Violation of integrity, namely its ruptures, mainly occurs due to sports injuries, as well as as a result of falls with legs fixed parallel to the surface (skier injuries), unsuccessful landings after a jump on straightened legs. Damage to the ligamentous bundles can also occur due to a strong blow to the back of the knee, twisting and sudden movements, for example, during a sharp turn or sudden braking while running. It is possible to recognize that a particular ligament has been damaged only through certain diagnostic tools:

  • MRI (CT and X-ray are less effective);
  • diagnostic arthroscopy;
  • special clinical tests, for example, “anterior drawer”, Lachman, Pivot Shift test, etc.

What does the injury look like on an MRI?

As for the symptoms that may indicate a similar problem, they are pronounced, especially in the early period. The clinical picture of a complete rupture is as follows:

  • cracking immediately at the moment of rupture;
  • acute severe pain in the knee;
  • the painful syndrome intensifies with any attempt to move the leg;
  • the lower leg is shifted forward;
  • rapid increase in swelling;
  • hemorrhage in the joint;
  • dysfunction of supporting ability.

The above signs are inherent in diseases of other components of this joint, so to confirm it you will definitely need to undergo an examination by a traumatologist and diagnostic procedures. Depending on the severity of the rupture (micro rupture, partial or complete), the doctor will select adequate treatment tactics. For non-serious injuries, conservative therapy is used; complex cases require surgical treatment.

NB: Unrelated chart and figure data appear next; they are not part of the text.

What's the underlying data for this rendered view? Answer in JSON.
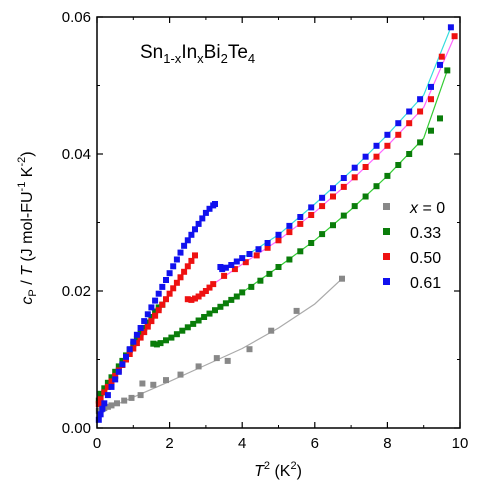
{
  "chart_data": {
    "type": "scatter",
    "title": "",
    "annotation": {
      "prefix": "Sn",
      "sub1": "1-x",
      "mid1": "In",
      "sub2": "x",
      "mid2": "Bi",
      "sub3": "2",
      "mid3": "Te",
      "sub4": "4"
    },
    "xlabel": {
      "main": "T",
      "sup": "2",
      "unit": " (K",
      "unit_sup": "2",
      "close": ")"
    },
    "ylabel": {
      "c": "c",
      "csub": "P",
      "rest": " / ",
      "T": "T",
      "unit": " (J mol-FU",
      "sup1": "-1",
      "unit2": " K",
      "sup2": "-2",
      "close": ")"
    },
    "xlim": [
      0,
      10
    ],
    "ylim": [
      0,
      0.06
    ],
    "xticks": [
      "0",
      "2",
      "4",
      "6",
      "8",
      "10"
    ],
    "yticks": [
      "0.00",
      "0.02",
      "0.04",
      "0.06"
    ],
    "legend": {
      "placement": "center-right",
      "header_var": "x",
      "header_rest": " = 0",
      "labels": [
        "0.33",
        "0.50",
        "0.61"
      ]
    },
    "series": [
      {
        "name": "x = 0",
        "color": "#888888",
        "line_color": "#aaaaaa",
        "points": [
          [
            0.05,
            0.0025
          ],
          [
            0.12,
            0.0027
          ],
          [
            0.2,
            0.0029
          ],
          [
            0.3,
            0.0031
          ],
          [
            0.4,
            0.0033
          ],
          [
            0.55,
            0.0036
          ],
          [
            0.75,
            0.004
          ],
          [
            0.95,
            0.0044
          ],
          [
            1.2,
            0.0048
          ],
          [
            1.25,
            0.0065
          ],
          [
            1.55,
            0.0063
          ],
          [
            1.9,
            0.007
          ],
          [
            2.3,
            0.0078
          ],
          [
            2.8,
            0.009
          ],
          [
            3.3,
            0.0102
          ],
          [
            3.6,
            0.0098
          ],
          [
            4.2,
            0.0115
          ],
          [
            4.8,
            0.0142
          ],
          [
            5.5,
            0.0171
          ],
          [
            6.75,
            0.0218
          ]
        ],
        "fit": [
          [
            0.0,
            0.0022
          ],
          [
            1.0,
            0.0045
          ],
          [
            2.0,
            0.0068
          ],
          [
            3.0,
            0.0092
          ],
          [
            4.0,
            0.0116
          ],
          [
            5.0,
            0.0146
          ],
          [
            6.0,
            0.0181
          ],
          [
            6.75,
            0.0218
          ]
        ]
      },
      {
        "name": "0.33",
        "color": "#0a7d0a",
        "line_color": "#33cc33",
        "points": [
          [
            0.05,
            0.004
          ],
          [
            0.1,
            0.005
          ],
          [
            0.2,
            0.0058
          ],
          [
            0.3,
            0.0066
          ],
          [
            0.4,
            0.0074
          ],
          [
            0.5,
            0.0082
          ],
          [
            0.6,
            0.009
          ],
          [
            0.7,
            0.0098
          ],
          [
            0.8,
            0.0106
          ],
          [
            0.9,
            0.0114
          ],
          [
            1.0,
            0.0122
          ],
          [
            1.1,
            0.013
          ],
          [
            1.2,
            0.0138
          ],
          [
            1.3,
            0.0146
          ],
          [
            1.4,
            0.0154
          ],
          [
            1.5,
            0.0162
          ],
          [
            1.6,
            0.017
          ],
          [
            1.7,
            0.0176
          ],
          [
            1.8,
            0.018
          ],
          [
            1.55,
            0.0123
          ],
          [
            1.65,
            0.0122
          ],
          [
            1.75,
            0.0124
          ],
          [
            1.9,
            0.0128
          ],
          [
            2.05,
            0.0132
          ],
          [
            2.2,
            0.0137
          ],
          [
            2.35,
            0.0142
          ],
          [
            2.5,
            0.0147
          ],
          [
            2.65,
            0.0152
          ],
          [
            2.8,
            0.0157
          ],
          [
            2.95,
            0.0162
          ],
          [
            3.1,
            0.0167
          ],
          [
            3.25,
            0.0172
          ],
          [
            3.4,
            0.0177
          ],
          [
            3.55,
            0.0182
          ],
          [
            3.7,
            0.0187
          ],
          [
            3.85,
            0.0192
          ],
          [
            4.0,
            0.0198
          ],
          [
            4.25,
            0.0206
          ],
          [
            4.5,
            0.0215
          ],
          [
            4.75,
            0.0225
          ],
          [
            5.0,
            0.0235
          ],
          [
            5.3,
            0.0246
          ],
          [
            5.6,
            0.0258
          ],
          [
            5.9,
            0.027
          ],
          [
            6.2,
            0.0283
          ],
          [
            6.5,
            0.0296
          ],
          [
            6.8,
            0.031
          ],
          [
            7.1,
            0.0324
          ],
          [
            7.4,
            0.0338
          ],
          [
            7.7,
            0.0353
          ],
          [
            8.0,
            0.0368
          ],
          [
            8.3,
            0.0384
          ],
          [
            8.6,
            0.04
          ],
          [
            8.9,
            0.0417
          ],
          [
            9.2,
            0.0434
          ],
          [
            9.45,
            0.0452
          ],
          [
            9.65,
            0.0522
          ]
        ],
        "fit": [
          [
            3.3,
            0.0172
          ],
          [
            4.0,
            0.0198
          ],
          [
            5.0,
            0.0235
          ],
          [
            6.0,
            0.0274
          ],
          [
            7.0,
            0.0319
          ],
          [
            8.0,
            0.0368
          ],
          [
            9.0,
            0.0423
          ],
          [
            9.65,
            0.0522
          ]
        ]
      },
      {
        "name": "0.50",
        "color": "#ee1111",
        "line_color": "#ff66ff",
        "points": [
          [
            0.05,
            0.0035
          ],
          [
            0.1,
            0.0042
          ],
          [
            0.2,
            0.0052
          ],
          [
            0.3,
            0.006
          ],
          [
            0.4,
            0.0068
          ],
          [
            0.5,
            0.0076
          ],
          [
            0.6,
            0.0084
          ],
          [
            0.7,
            0.0092
          ],
          [
            0.8,
            0.01
          ],
          [
            0.9,
            0.0108
          ],
          [
            1.0,
            0.0116
          ],
          [
            1.1,
            0.0124
          ],
          [
            1.2,
            0.0132
          ],
          [
            1.3,
            0.014
          ],
          [
            1.4,
            0.0148
          ],
          [
            1.5,
            0.0156
          ],
          [
            1.6,
            0.0164
          ],
          [
            1.7,
            0.0172
          ],
          [
            1.8,
            0.018
          ],
          [
            1.9,
            0.0188
          ],
          [
            2.0,
            0.0196
          ],
          [
            2.1,
            0.0204
          ],
          [
            2.2,
            0.0212
          ],
          [
            2.3,
            0.022
          ],
          [
            2.4,
            0.0228
          ],
          [
            2.5,
            0.0236
          ],
          [
            2.6,
            0.0244
          ],
          [
            2.7,
            0.0252
          ],
          [
            2.5,
            0.0188
          ],
          [
            2.6,
            0.0187
          ],
          [
            2.7,
            0.0189
          ],
          [
            2.8,
            0.0192
          ],
          [
            2.9,
            0.0196
          ],
          [
            3.0,
            0.02
          ],
          [
            3.1,
            0.0205
          ],
          [
            3.2,
            0.021
          ],
          [
            3.5,
            0.0222
          ],
          [
            3.8,
            0.0232
          ],
          [
            4.1,
            0.0242
          ],
          [
            4.4,
            0.0252
          ],
          [
            4.7,
            0.0263
          ],
          [
            5.0,
            0.0274
          ],
          [
            5.3,
            0.0286
          ],
          [
            5.6,
            0.0298
          ],
          [
            5.9,
            0.0311
          ],
          [
            6.2,
            0.0324
          ],
          [
            6.5,
            0.0338
          ],
          [
            6.8,
            0.0352
          ],
          [
            7.1,
            0.0366
          ],
          [
            7.4,
            0.0381
          ],
          [
            7.7,
            0.0396
          ],
          [
            8.0,
            0.0412
          ],
          [
            8.3,
            0.0428
          ],
          [
            8.6,
            0.0445
          ],
          [
            8.9,
            0.0462
          ],
          [
            9.2,
            0.048
          ],
          [
            9.5,
            0.0542
          ],
          [
            9.85,
            0.0572
          ]
        ],
        "fit": [
          [
            3.2,
            0.021
          ],
          [
            4.0,
            0.0239
          ],
          [
            5.0,
            0.0274
          ],
          [
            6.0,
            0.0315
          ],
          [
            7.0,
            0.0361
          ],
          [
            8.0,
            0.0412
          ],
          [
            9.0,
            0.0468
          ],
          [
            9.85,
            0.0572
          ]
        ]
      },
      {
        "name": "0.61",
        "color": "#1111ee",
        "line_color": "#33dddd",
        "points": [
          [
            0.05,
            0.0012
          ],
          [
            0.1,
            0.002
          ],
          [
            0.15,
            0.0028
          ],
          [
            0.2,
            0.0036
          ],
          [
            0.3,
            0.0048
          ],
          [
            0.4,
            0.006
          ],
          [
            0.5,
            0.0071
          ],
          [
            0.6,
            0.0082
          ],
          [
            0.7,
            0.0093
          ],
          [
            0.8,
            0.0104
          ],
          [
            0.9,
            0.0115
          ],
          [
            1.0,
            0.0126
          ],
          [
            1.1,
            0.0136
          ],
          [
            1.2,
            0.0146
          ],
          [
            1.3,
            0.0156
          ],
          [
            1.4,
            0.0166
          ],
          [
            1.5,
            0.0176
          ],
          [
            1.6,
            0.0186
          ],
          [
            1.7,
            0.0196
          ],
          [
            1.8,
            0.0206
          ],
          [
            1.9,
            0.0216
          ],
          [
            2.0,
            0.0226
          ],
          [
            2.1,
            0.0236
          ],
          [
            2.2,
            0.0246
          ],
          [
            2.3,
            0.0256
          ],
          [
            2.4,
            0.0266
          ],
          [
            2.5,
            0.0274
          ],
          [
            2.6,
            0.0282
          ],
          [
            2.7,
            0.029
          ],
          [
            2.8,
            0.0298
          ],
          [
            2.9,
            0.0306
          ],
          [
            3.0,
            0.0314
          ],
          [
            3.1,
            0.032
          ],
          [
            3.2,
            0.0325
          ],
          [
            3.25,
            0.0327
          ],
          [
            3.4,
            0.0235
          ],
          [
            3.45,
            0.0232
          ],
          [
            3.55,
            0.0234
          ],
          [
            3.7,
            0.0238
          ],
          [
            3.85,
            0.0243
          ],
          [
            4.0,
            0.0248
          ],
          [
            4.2,
            0.0254
          ],
          [
            4.45,
            0.0261
          ],
          [
            4.7,
            0.027
          ],
          [
            5.0,
            0.0282
          ],
          [
            5.3,
            0.0295
          ],
          [
            5.6,
            0.0308
          ],
          [
            5.9,
            0.0322
          ],
          [
            6.2,
            0.0336
          ],
          [
            6.5,
            0.035
          ],
          [
            6.8,
            0.0365
          ],
          [
            7.1,
            0.038
          ],
          [
            7.4,
            0.0396
          ],
          [
            7.7,
            0.0412
          ],
          [
            8.0,
            0.0428
          ],
          [
            8.3,
            0.0445
          ],
          [
            8.6,
            0.0462
          ],
          [
            8.9,
            0.048
          ],
          [
            9.2,
            0.0498
          ],
          [
            9.45,
            0.053
          ],
          [
            9.75,
            0.0585
          ]
        ],
        "fit": [
          [
            3.4,
            0.0232
          ],
          [
            4.0,
            0.0248
          ],
          [
            5.0,
            0.0282
          ],
          [
            6.0,
            0.0327
          ],
          [
            7.0,
            0.0375
          ],
          [
            8.0,
            0.0428
          ],
          [
            9.0,
            0.0486
          ],
          [
            9.75,
            0.0585
          ]
        ]
      }
    ]
  }
}
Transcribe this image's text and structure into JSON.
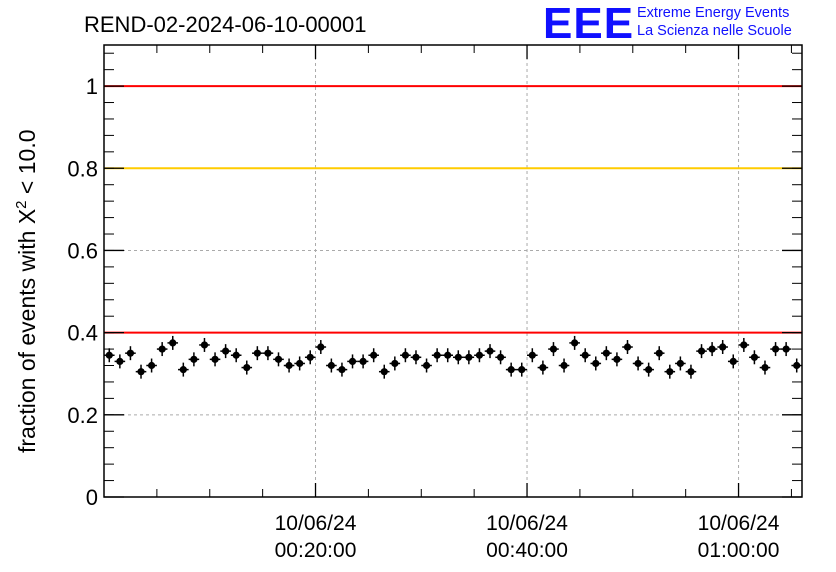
{
  "header": {
    "title": "REND-02-2024-06-10-00001",
    "logo_mark": "EEE",
    "logo_line1": "Extreme Energy Events",
    "logo_line2": "La Scienza nelle Scuole"
  },
  "chart_data": {
    "type": "scatter",
    "title": "REND-02-2024-06-10-00001",
    "ylabel_prefix": "fraction of events with X",
    "ylabel_sup": "2",
    "ylabel_suffix": " < 10.0",
    "xlabel": "",
    "ylim": [
      0,
      1.1
    ],
    "xlim_minutes": [
      0,
      66
    ],
    "grid": true,
    "y_ticks": [
      {
        "value": 0,
        "label": "0"
      },
      {
        "value": 0.2,
        "label": "0.2"
      },
      {
        "value": 0.4,
        "label": "0.4"
      },
      {
        "value": 0.6,
        "label": "0.6"
      },
      {
        "value": 0.8,
        "label": "0.8"
      },
      {
        "value": 1,
        "label": "1"
      }
    ],
    "x_ticks": [
      {
        "minute": 20,
        "date": "10/06/24",
        "time": "00:20:00"
      },
      {
        "minute": 40,
        "date": "10/06/24",
        "time": "00:40:00"
      },
      {
        "minute": 60,
        "date": "10/06/24",
        "time": "01:00:00"
      }
    ],
    "reference_lines": [
      {
        "y": 1.0,
        "color": "#ff0000"
      },
      {
        "y": 0.8,
        "color": "#ffcc00"
      },
      {
        "y": 0.4,
        "color": "#ff0000"
      }
    ],
    "series": [
      {
        "marker_color": "#000000",
        "y_error": 0.017,
        "x_error_minutes": 0.5,
        "x": [
          0.5,
          1.5,
          2.5,
          3.5,
          4.5,
          5.5,
          6.5,
          7.5,
          8.5,
          9.5,
          10.5,
          11.5,
          12.5,
          13.5,
          14.5,
          15.5,
          16.5,
          17.5,
          18.5,
          19.5,
          20.5,
          21.5,
          22.5,
          23.5,
          24.5,
          25.5,
          26.5,
          27.5,
          28.5,
          29.5,
          30.5,
          31.5,
          32.5,
          33.5,
          34.5,
          35.5,
          36.5,
          37.5,
          38.5,
          39.5,
          40.5,
          41.5,
          42.5,
          43.5,
          44.5,
          45.5,
          46.5,
          47.5,
          48.5,
          49.5,
          50.5,
          51.5,
          52.5,
          53.5,
          54.5,
          55.5,
          56.5,
          57.5,
          58.5,
          59.5,
          60.5,
          61.5,
          62.5,
          63.5,
          64.5,
          65.5
        ],
        "y": [
          0.345,
          0.33,
          0.35,
          0.305,
          0.32,
          0.36,
          0.375,
          0.31,
          0.335,
          0.37,
          0.335,
          0.355,
          0.345,
          0.315,
          0.35,
          0.35,
          0.335,
          0.32,
          0.325,
          0.34,
          0.365,
          0.32,
          0.31,
          0.33,
          0.33,
          0.345,
          0.305,
          0.325,
          0.345,
          0.34,
          0.32,
          0.345,
          0.345,
          0.34,
          0.34,
          0.345,
          0.355,
          0.34,
          0.31,
          0.31,
          0.345,
          0.315,
          0.36,
          0.32,
          0.375,
          0.345,
          0.325,
          0.35,
          0.335,
          0.365,
          0.325,
          0.31,
          0.35,
          0.305,
          0.325,
          0.305,
          0.355,
          0.36,
          0.365,
          0.33,
          0.37,
          0.34,
          0.315,
          0.36,
          0.36,
          0.32
        ]
      }
    ]
  }
}
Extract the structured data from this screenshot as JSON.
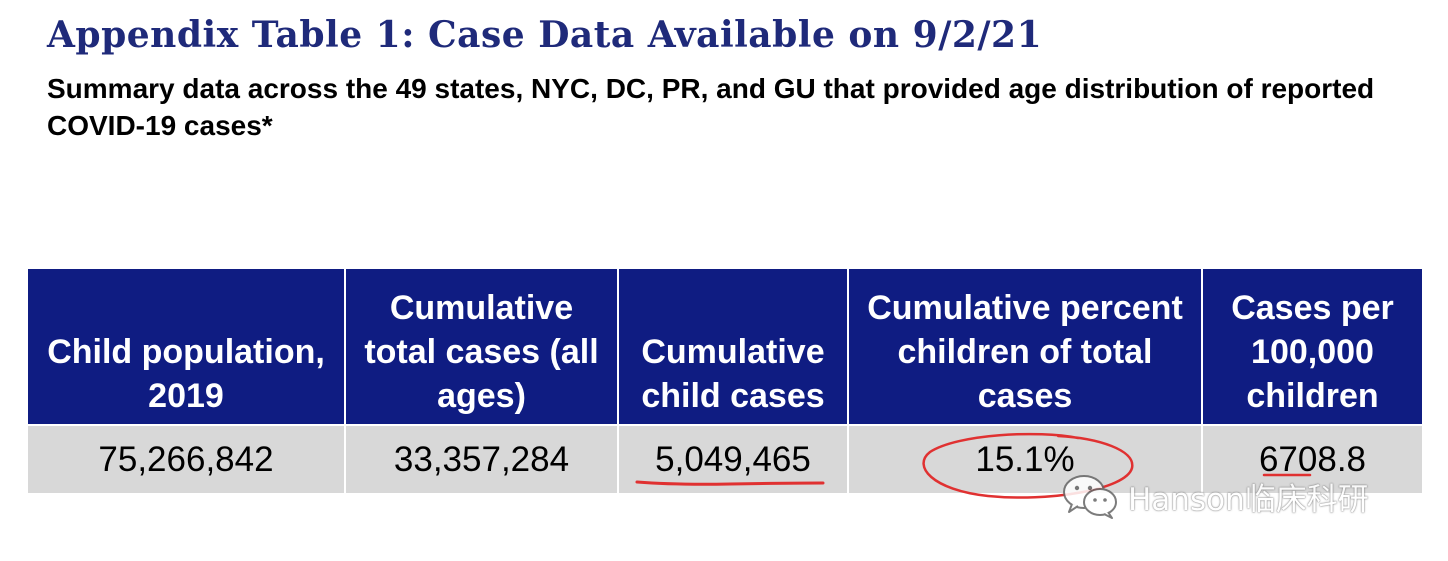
{
  "title": "Appendix Table 1: Case Data Available on 9/2/21",
  "subtitle": "Summary data across the 49 states, NYC, DC, PR, and GU that provided age distribution of reported COVID-19 cases*",
  "table": {
    "headers": [
      "Child population, 2019",
      "Cumulative total cases (all ages)",
      "Cumulative child cases",
      "Cumulative percent children of total cases",
      "Cases per 100,000 children"
    ],
    "row": [
      "75,266,842",
      "33,357,284",
      "5,049,465",
      "15.1%",
      "6708.8"
    ]
  },
  "watermark": {
    "text": "Hanson临床科研",
    "icon": "wechat-icon"
  },
  "colors": {
    "title": "#1f2a7a",
    "header_bg": "#0f1c82",
    "header_text": "#ffffff",
    "row_bg": "#d8d8d8",
    "annotation": "#e03131"
  }
}
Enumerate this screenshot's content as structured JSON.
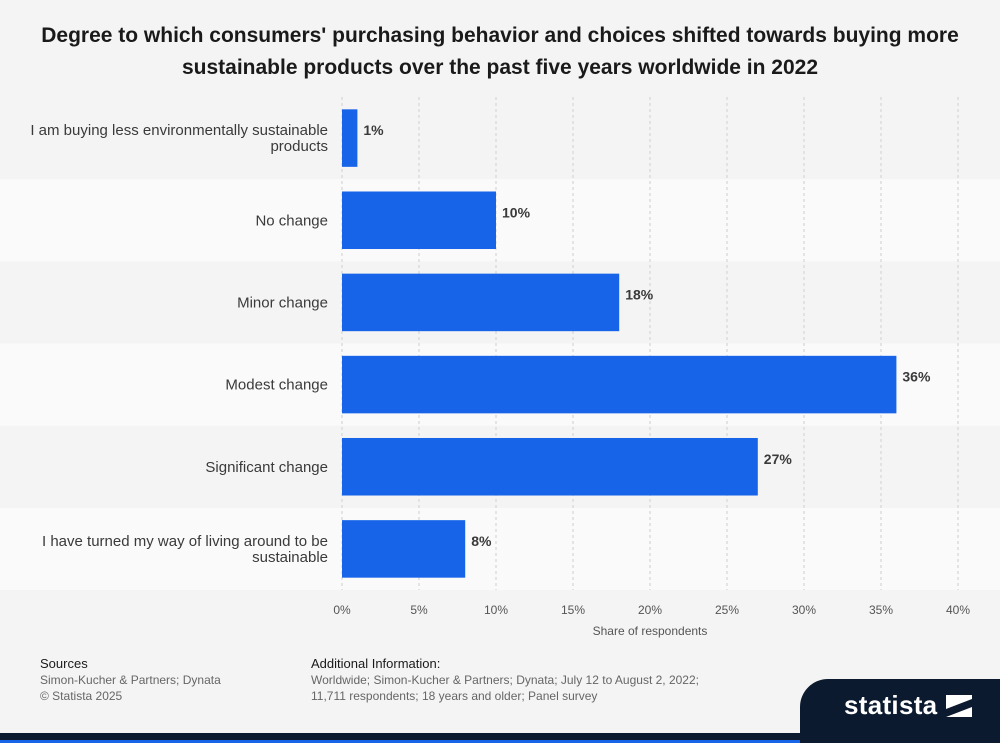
{
  "chart_data": {
    "type": "bar",
    "orientation": "horizontal",
    "title": "Degree to which consumers' purchasing behavior and choices shifted towards buying more sustainable products over the past five years worldwide in 2022",
    "categories": [
      [
        "I am buying less environmentally sustainable",
        "products"
      ],
      [
        "No change"
      ],
      [
        "Minor change"
      ],
      [
        "Modest change"
      ],
      [
        "Significant change"
      ],
      [
        "I have turned my way of living around to be",
        "sustainable"
      ]
    ],
    "values": [
      1,
      10,
      18,
      36,
      27,
      8
    ],
    "value_labels": [
      "1%",
      "10%",
      "18%",
      "36%",
      "27%",
      "8%"
    ],
    "xlabel": "Share of respondents",
    "ylabel": "",
    "xlim": [
      0,
      40
    ],
    "ticks": [
      0,
      5,
      10,
      15,
      20,
      25,
      30,
      35,
      40
    ],
    "tick_labels": [
      "0%",
      "5%",
      "10%",
      "15%",
      "20%",
      "25%",
      "30%",
      "35%",
      "40%"
    ],
    "bar_color": "#1764e8",
    "grid": true,
    "grid_style": "dashed vertical"
  },
  "footer": {
    "sources_heading": "Sources",
    "sources_line1": "Simon-Kucher & Partners; Dynata",
    "sources_line2": "© Statista 2025",
    "info_heading": "Additional Information:",
    "info_line1": "Worldwide; Simon-Kucher & Partners; Dynata; July 12 to August 2, 2022;",
    "info_line2": "11,711 respondents; 18 years and older; Panel survey"
  },
  "brand": {
    "name": "statista",
    "color": "#0b1a2e"
  }
}
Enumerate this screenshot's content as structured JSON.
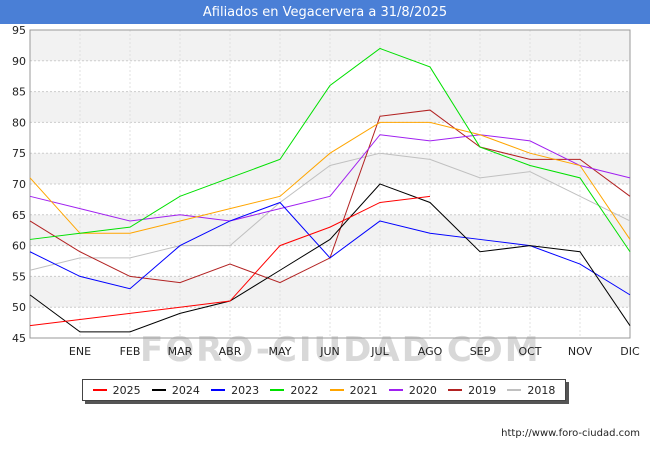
{
  "chart_data": {
    "type": "line",
    "title": "Afiliados en Vegacervera a 31/8/2025",
    "categories": [
      "",
      "ENE",
      "FEB",
      "MAR",
      "ABR",
      "MAY",
      "JUN",
      "JUL",
      "AGO",
      "SEP",
      "OCT",
      "NOV",
      "DIC"
    ],
    "xlabel": "",
    "ylabel": "",
    "ylim": [
      45,
      95
    ],
    "yticks": [
      45,
      50,
      55,
      60,
      65,
      70,
      75,
      80,
      85,
      90,
      95
    ],
    "grid": "horizontal",
    "legend_position": "bottom",
    "series": [
      {
        "name": "2025",
        "color": "#ff0000",
        "values": [
          47,
          48,
          49,
          50,
          51,
          60,
          63,
          67,
          68,
          null,
          null,
          null,
          null
        ]
      },
      {
        "name": "2024",
        "color": "#000000",
        "values": [
          52,
          46,
          46,
          49,
          51,
          56,
          61,
          70,
          67,
          59,
          60,
          59,
          47
        ]
      },
      {
        "name": "2023",
        "color": "#0000ff",
        "values": [
          59,
          55,
          53,
          60,
          64,
          67,
          58,
          64,
          62,
          61,
          60,
          57,
          52
        ]
      },
      {
        "name": "2022",
        "color": "#00e000",
        "values": [
          61,
          62,
          63,
          68,
          71,
          74,
          86,
          92,
          89,
          76,
          73,
          71,
          59
        ]
      },
      {
        "name": "2021",
        "color": "#ffa500",
        "values": [
          71,
          62,
          62,
          64,
          66,
          68,
          75,
          80,
          80,
          78,
          75,
          73,
          61
        ]
      },
      {
        "name": "2020",
        "color": "#a020f0",
        "values": [
          68,
          66,
          64,
          65,
          64,
          66,
          68,
          78,
          77,
          78,
          77,
          73,
          71
        ]
      },
      {
        "name": "2019",
        "color": "#b22222",
        "values": [
          64,
          59,
          55,
          54,
          57,
          54,
          58,
          81,
          82,
          76,
          74,
          74,
          68
        ]
      },
      {
        "name": "2018",
        "color": "#c0c0c0",
        "values": [
          56,
          58,
          58,
          60,
          60,
          67,
          73,
          75,
          74,
          71,
          72,
          68,
          64
        ]
      }
    ]
  },
  "footer": {
    "source": "http://www.foro-ciudad.com",
    "watermark": "FORO-CIUDAD.COM"
  }
}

Due to the destructuring of the frontal cruciate ligament, the biomechanics of the joint as a whole suffers: joint instability and pathological displacement of the articular surfaces relative to each other occur. This adversely affects the cartilaginous coverings of interacting bone units - they begin to suffer from irrational loads during movements. If the ligamentous apparatus is not corrected in time, gonarthrosis may develop, which leads to serious degeneration of not only the articular cartilage, but also the menisci.

Torn fibers are visible through the arthroscope.

Attention! A completely torn anterior cruciate ligament of the knee joint without plastic surgery is not able to unite and heal on its own. Therefore, to restore its functionality, if the defect is truly serious, an arthroscopic procedure is prescribed to restore the integrity of the ACL.

REHABILITATION

Small tears of the medial or lateral collateral ligaments heal within 4-6 weeks. For more serious ligament ruptures, the rehabilitation period is extended to 2 months. A complete tear of the collateral ligament takes at least 3 months to heal, although surgery is sometimes required to restore the integrity of the ligament. Rupture of the lateral collateral ligament more often leads to the development of instability of the knee joint, which is an indication for surgical treatment. After suturing the collateral ligament, a dosed load on the operated leg is indicated, for which it is necessary to use crutches. After collateral ligament replacement, the load on the operated limb must be limited for 12 weeks after surgery. Many doctors prescribe patients to wear braces and knee pads to stabilize the knee joint.